Whoosh, to ashes all does fall.
Rest in peace,
Rest in peace,
Below there in the mill!]
If, for the young Mörike, the terrors of the Revolution have already receded into a legendary and distant past, the closing acts of the Napoleonic era — the battles of Leipzig and Waterloo, which as a child he must have heard a great deal about — surely formed part of his own memories; and part of the dawning consciousness of his generation was shaped by the hopes for the sovereignty of the people which liberation from French rule was supposed to bring about.
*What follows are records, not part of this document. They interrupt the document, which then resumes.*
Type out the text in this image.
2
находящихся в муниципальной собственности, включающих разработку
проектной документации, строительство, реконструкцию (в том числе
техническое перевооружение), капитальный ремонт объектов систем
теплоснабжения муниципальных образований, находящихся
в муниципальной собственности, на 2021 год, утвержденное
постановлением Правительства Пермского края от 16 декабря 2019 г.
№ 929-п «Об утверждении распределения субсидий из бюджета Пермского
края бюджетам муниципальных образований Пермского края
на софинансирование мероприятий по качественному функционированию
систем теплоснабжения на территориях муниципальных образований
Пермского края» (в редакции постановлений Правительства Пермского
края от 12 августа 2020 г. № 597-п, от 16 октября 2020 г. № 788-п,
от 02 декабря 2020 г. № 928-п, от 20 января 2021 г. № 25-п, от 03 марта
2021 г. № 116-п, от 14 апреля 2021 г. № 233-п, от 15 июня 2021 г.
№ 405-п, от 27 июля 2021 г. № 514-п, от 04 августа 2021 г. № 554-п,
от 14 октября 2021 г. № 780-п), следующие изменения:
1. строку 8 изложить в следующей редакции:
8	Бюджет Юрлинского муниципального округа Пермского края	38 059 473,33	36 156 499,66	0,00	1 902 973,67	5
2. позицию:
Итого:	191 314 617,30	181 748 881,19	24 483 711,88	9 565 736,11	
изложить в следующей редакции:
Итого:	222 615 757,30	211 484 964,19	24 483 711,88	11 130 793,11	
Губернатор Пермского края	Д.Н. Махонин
The “wild poet” Waiblinger, whom Mörike met in 1821 and whose writings for a long time continued to hold fast to the revolutionary ideal, is the most apt witness to this. Despite the heavy hand with which the states of the Holy Alliance had been governed for almost a decade, the dream of a national uprising was not yet dead. The clearly drawn lines of 1812 had, however, long since become blurred. Increasingly, visions of the future were becoming less and less clear-cut, and in the minds of the occupants of the Tübingen Stift , too, were becoming refracted into that ur-German blend of revolutionary patriotism and bourgeois circumspection, romantic imagination and double-entry bookkeeping, political zeal and poetical effusiveness, in which the progressive elements can scarcely any longer be distinguished from the reactionary. “On the one hand, there was great enthusiasm, with the likes of Byron, Waiblinger and Wilhelm Müller … for the Greek Wars of Independence against the Turks, and on the other hand a yearning for the contentment of peace, hearth and home,” writes Holthusen in his monograph on Mörike, in this context also recalling the well-known pen-and-ink drawing by Rudolf Lohbauer showing

the artist and his friends “drinking and smoking in a Tübingen summerhouse which he had furnished as a kind of buen retiro .” In this picture, which gives a clear idea of the way the atmosphere of those years oscillated between the impulses of political awakening and retreat from the world, we see, gathered together in the lamplight, five young men dressed in the kind of fanciful costume fashionable at the time as a gesture of rebellion against authority, part olde-worlde German, part modishly rakish: open-necked shirts with wide flowing sleeves, Renaissance berets and suchlike extravagant headgear, sideburns and unkempt locks and those strange small steel-rimmed spectacles which have clearly been the hallmark of the conspiratorial intelligentsia since time immemorial. It is not immediately apparent whether this subversive style, which was all the rage at the time, was actually an expression of militant liberalism or whether it was mere playacting and fancy dress, but one would not be far wrong in assuming that the revolutionary impulse of the Wars of Independence was, from 1820 onward, beginning to dissolve in a fug of tobacco smoke and Biergarten bravado. For almost the whole of the nineteenth century, indeed, one could say that the Stammtisch took the place of parliament in Germany. Perhaps this is why, at barely eighteen, Mörike already detects the false notes in the enthusiastic eulogies held by the would-be avant-garde in praise of Kotzebue’s murderer, Sand. Admittedly Mörike was, from the outset, even more inclined to resignation than most. In this he is a true representative of a generation which, still just touched by the breath of a heroic age, is preparing to enter upon the becalmed waters of the Biedermeier, in which bourgeois domesticity takes precedence over public life and the garden fence becomes the boundary of a life en famille which conceives of itself as a universe in its own right.